Successful and Fast Commercial Launch of CARDAMYST
CARDAMYST (etripamil) launched within ~2 months of FDA approval (approved Dec 12, 2025; available in retail by end of Jan 2026). National sales force (~60 reps) deployed mid-February and promotion began in mid-February.
Early Prescription and Prescriber Traction
Approximately 600 total prescriptions captured through end of April (Feb ~100, Mar ~200 → ~300 in first partial quarter; Apr ~300). Prescriptions written by >400 unique HCPs for ~560 unique patients. Company reports multi-prescriber breadth early (≈400 writers) after engaging ~1/3 of the ~10,000 target prescribers.
Major Payer/Formulary Win — Express Scripts
Express Scripts added CARDAMYST to its commercial national formularies (announced Mar 31), giving an estimated ~25% of commercially insured lives 'quality coverage' (major early validation of payer acceptance).
Positive HCP and Patient Feedback
Consistent favorable reception from cardiologists, EPs, nurses and APPs; early patient anecdotes describe effective event management and improved sense of preparedness even before use, supporting product value proposition.
Initiation of Phase III AFib-RVR Program (ReVeRa-301)
Phase III registration trial for AFib with rapid ventricular rate (ReVeRa-301) initiated; trial will use same 70 mg dose/regimen and outpatient self-administration model. First patient enrollment expected in H2 2026; study powered ~90% with ~150–200 events and is expected to take ~2 years from first patient to data.

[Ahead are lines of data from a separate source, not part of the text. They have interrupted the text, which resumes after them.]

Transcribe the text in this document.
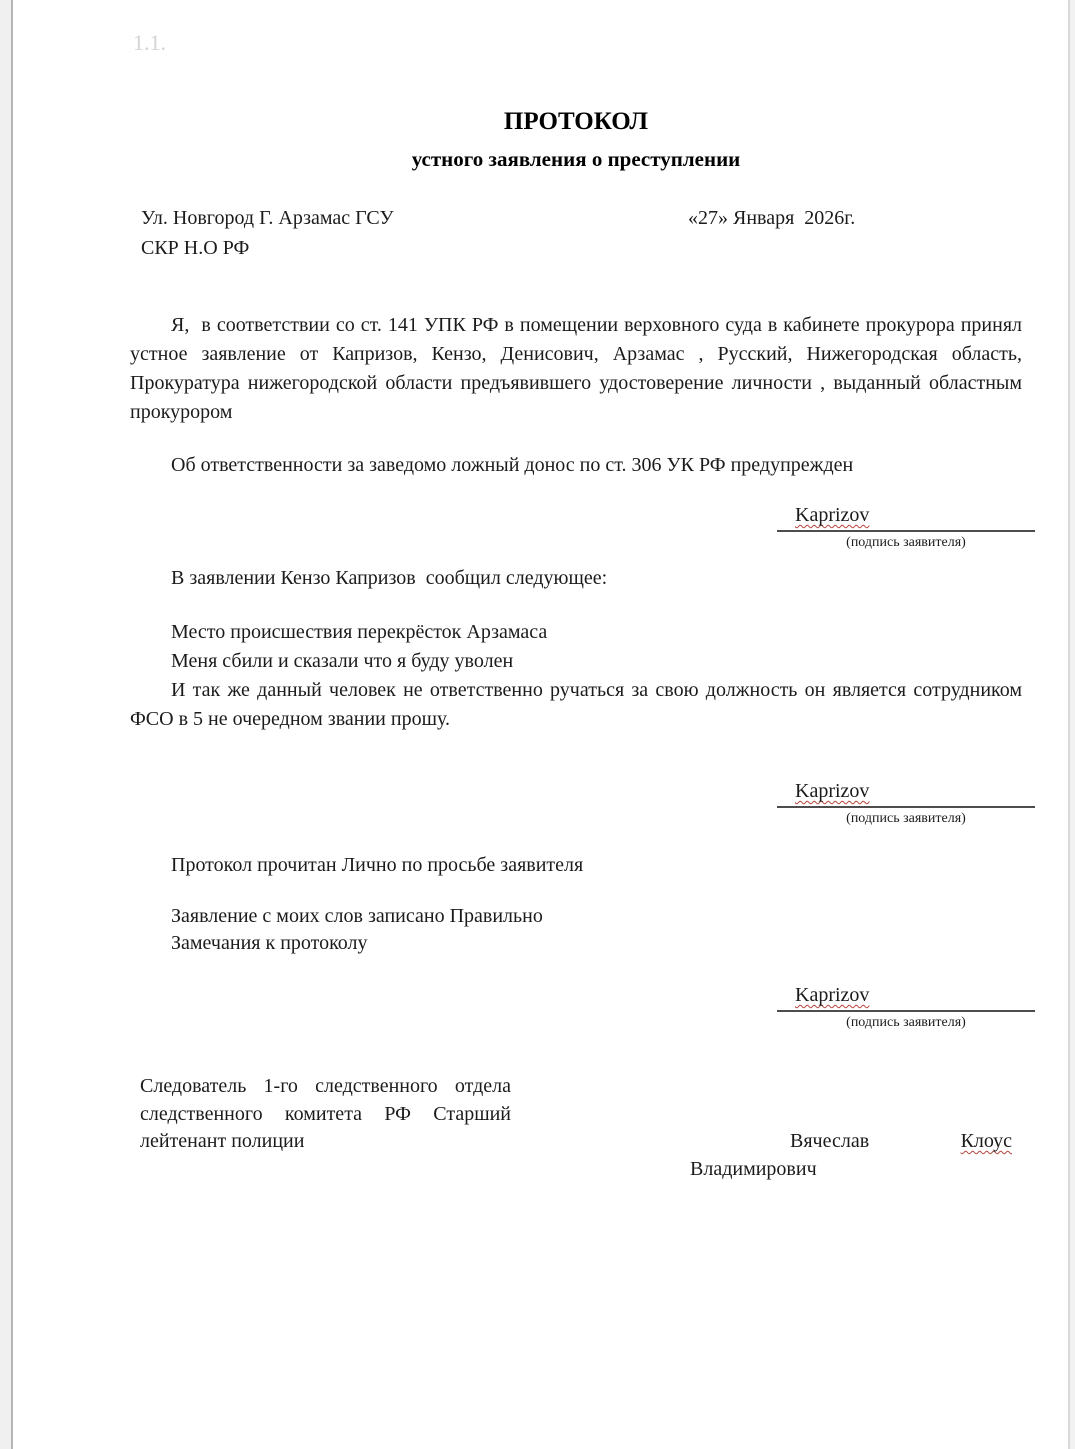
1.1.
ПРОТОКОЛ
устного заявления о преступлении
Ул. Новгород Г. Арзамас ГСУ
СКР Н.О РФ
«27» Января  2026г.

Я,  в соответствии со ст. 141 УПК РФ в помещении верховного суда в кабинете прокурора принял устное заявление от Капризов, Кензо, Денисович, Арзамас , Русский, Нижегородская область, Прокуратура нижегородской области предъявившего удостоверение личности , выданный областным прокурором

Об ответственности за заведомо ложный донос по ст. 306 УК РФ предупрежден

Kaprizov
(подпись заявителя)

В заявлении Кензо Капризов  сообщил следующее:

Место происшествия перекрёсток Арзамаса

Меня сбили и сказали что я буду уволен

И так же данный человек не ответственно ручаться за свою должность он является сотрудником ФСО в 5 не очередном звании прошу.

Kaprizov
(подпись заявителя)

Протокол прочитан Лично по просьбе заявителя

Заявление с моих слов записано Правильно

Замечания к протоколу

Kaprizov
(подпись заявителя)

Следователь 1-го следственного отдела следственного комитета РФ Старший лейтенант полиции	Вячеслав	Клоус Владимирович
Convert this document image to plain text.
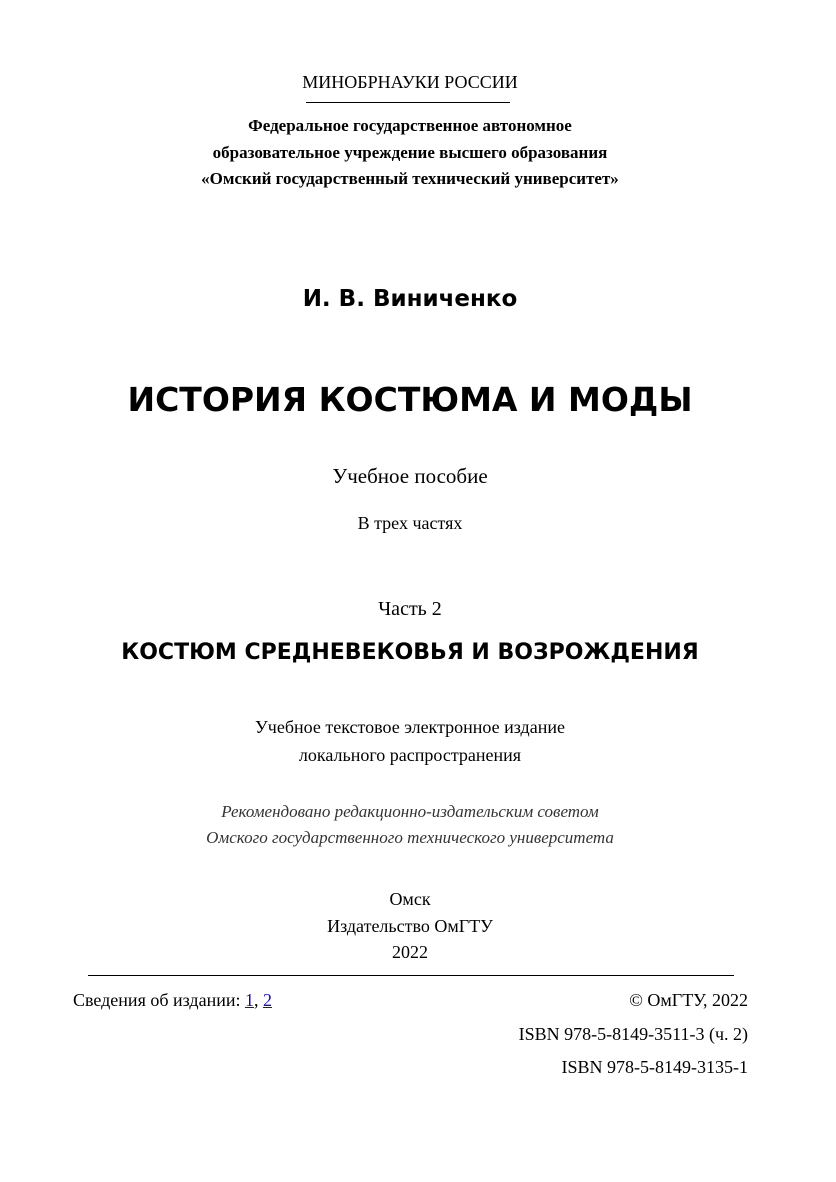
МИНОБРНАУКИ РОССИИ
Федеральное государственное автономное
образовательное учреждение высшего образования
«Омский государственный технический университет»
И. В. Виниченко
ИСТОРИЯ КОСТЮМА И МОДЫ
Учебное пособие
В трех частях
Часть 2
КОСТЮМ СРЕДНЕВЕКОВЬЯ И ВОЗРОЖДЕНИЯ
Учебное текстовое электронное издание
локального распространения
Рекомендовано редакционно-издательским советом
Омского государственного технического университета
Омск
Издательство ОмГТУ
2022
Сведения об издании: 1, 2	© ОмГТУ, 2022
ISBN 978-5-8149-3511-3 (ч. 2)
ISBN 978-5-8149-3135-1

Strong Cash Position and Runway
Cash, cash equivalents and short-term investments of ~$184M as of Mar 31, 2026 vs $106M at Dec 31, 2025 (increase of ~$78M, ~+74%). Company states runway to support CARDAMYST launch and ReVeRa-301 into the second half of 2027. Increase primarily from $75M RTW payment plus ~$19M net proceeds from ATM and warrant exercises.
Disciplined Commercial Signals and Strategy
Early prescribing often after 1–2 rep interactions, showing strong promotional response. Management focusing on staged patient activation and payer coverage expansion before larger DTC spend; targeting ROI-driven expansion of promotional activities and possible future sales force growth when coverage and promotional response justify it.